Dulcería de Celaya: el local que ofrece dulces mexicanos desde 1874
La Dulcería de Celaya ocupa un pequeño local dentro de un edificio de origen colonial, ubicado en el número 39 de la calle 5 de Mayo, una de las vialidades más emblemáticas del Centro Histórico de la CDMX. Esta avenida, conocida antiguamente como calle de Plateros, fue transformada durante el porfiriato y se convirtió en un importante corredor comercial donde surgieron negocios icónicos como El Borceguí y Bar La Ópera, frecuentados por la élite de la época.

La dulcería más antigua de la CDMX conserva su esencia desde hace 150 años
La Dulcería de Celaya fue fundada en 1874 por los hermanos Alfredo y Luis Guízar de Arías. Su nombre surgió a raíz de un viaje a Celaya, Guanajuato, donde buscaban la mejor cajeta para venderla en la capital. Al principio comercializaban dulces típicos de distintas regiones de México, pero con el tiempo obtuvieron las recetas de varios dulces y comenzaron a elaborarlas ellos mismos. Desde entonces y hasta la fecha, la dulcería sigue conservando el encanto que la hizo famosa. Su fachada de estilo art nouveau, sus amplios ventanales de madera y cristal, sus vitrinas y sus pisos originales.

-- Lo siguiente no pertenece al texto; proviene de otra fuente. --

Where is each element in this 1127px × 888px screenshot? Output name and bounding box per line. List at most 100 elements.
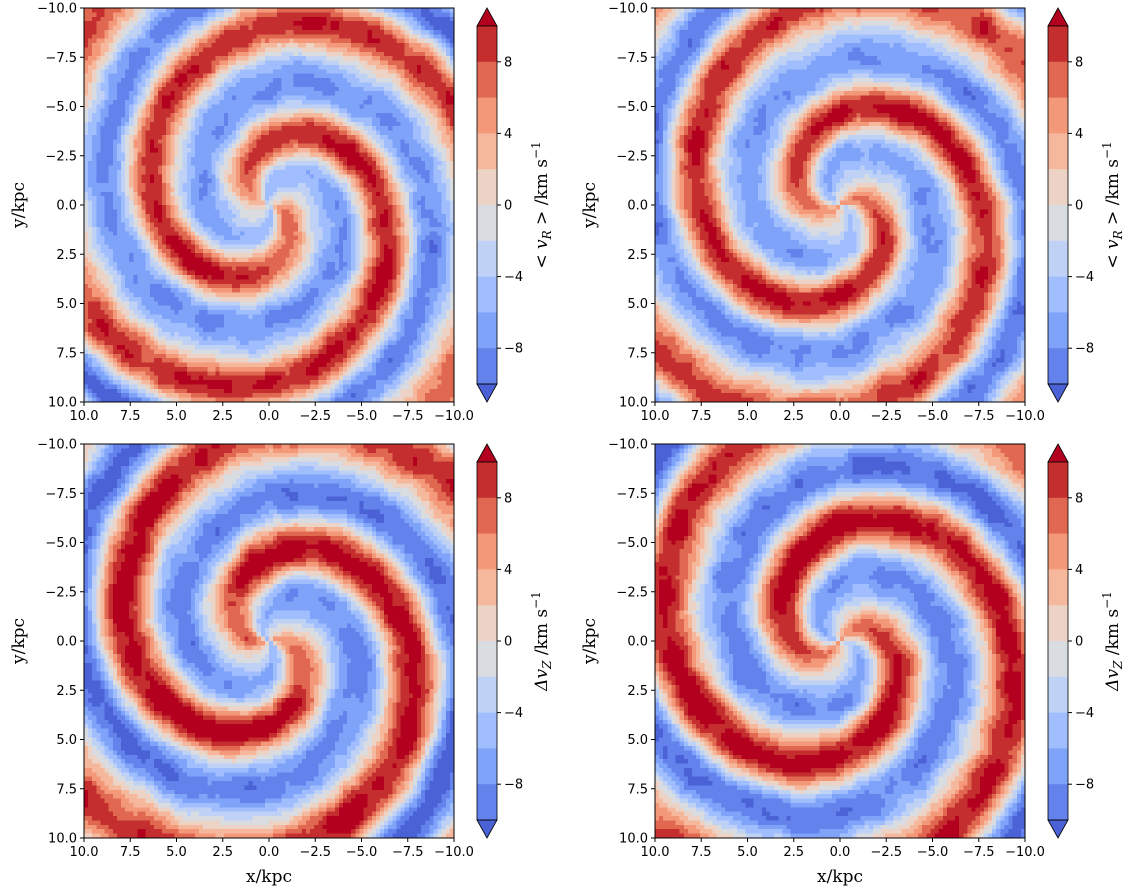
- contour-cell: [260, 353, 266, 359]
- contour-cell: [129, 310, 134, 316]
- contour-cell: [88, 231, 93, 237]
- contour-cell: [285, 139, 291, 145]
- contour-cell: [240, 301, 245, 307]
- contour-cell: [273, 86, 278, 92]
- contour-cell: [264, 21, 270, 27]
- contour-cell: [269, 152, 274, 158]
- contour-cell: [125, 323, 130, 329]
- contour-cell: [100, 174, 106, 180]
- contour-cell: [92, 95, 97, 101]
- contour-cell: [203, 226, 208, 232]
- contour-cell: [277, 191, 282, 197]
- contour-cell: [289, 113, 295, 119]
- contour-cell: [264, 226, 270, 232]
- contour-cell: [215, 318, 221, 324]
- contour-cell: [92, 69, 97, 75]
- contour-cell: [211, 209, 217, 215]
- contour-cell: [269, 371, 274, 377]
- contour-cell: [100, 82, 106, 88]
- contour-cell: [158, 200, 163, 206]
- contour-cell: [84, 73, 89, 79]
- contour-cell: [88, 12, 93, 18]
- contour-cell: [112, 209, 118, 215]
- contour-cell: [104, 305, 110, 311]
- contour-cell: [195, 327, 200, 333]
- contour-cell: [260, 235, 266, 241]
- contour-cell: [133, 86, 139, 92]
- contour-cell: [166, 117, 171, 123]
- contour-cell: [104, 380, 110, 386]
- contour-cell: [141, 64, 147, 70]
- contour-cell: [211, 240, 217, 245]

Dulcería de Celaya ofrece más de 150 dulces, entre ellos cocadas y chocolates
Visitar la dulcería más antigua de la CDMX es una experiencia que transporta a otra época. Sus vitrinas exhiben más de 150 dulces tradicionales provenientes de distintas regiones de México. Entre los favoritos de los clientes destacan las cocadas, el camote con fruta, el jamoncillo de nuez, los buñuelos, las cerezas cubiertas de chocolate, las aleluyas de pistola, el pastel envinado, las palanquetas, las lagrimitas y los dulces de leche. Además, durante la temporada también venden rosca de Reyes y pan de muerto.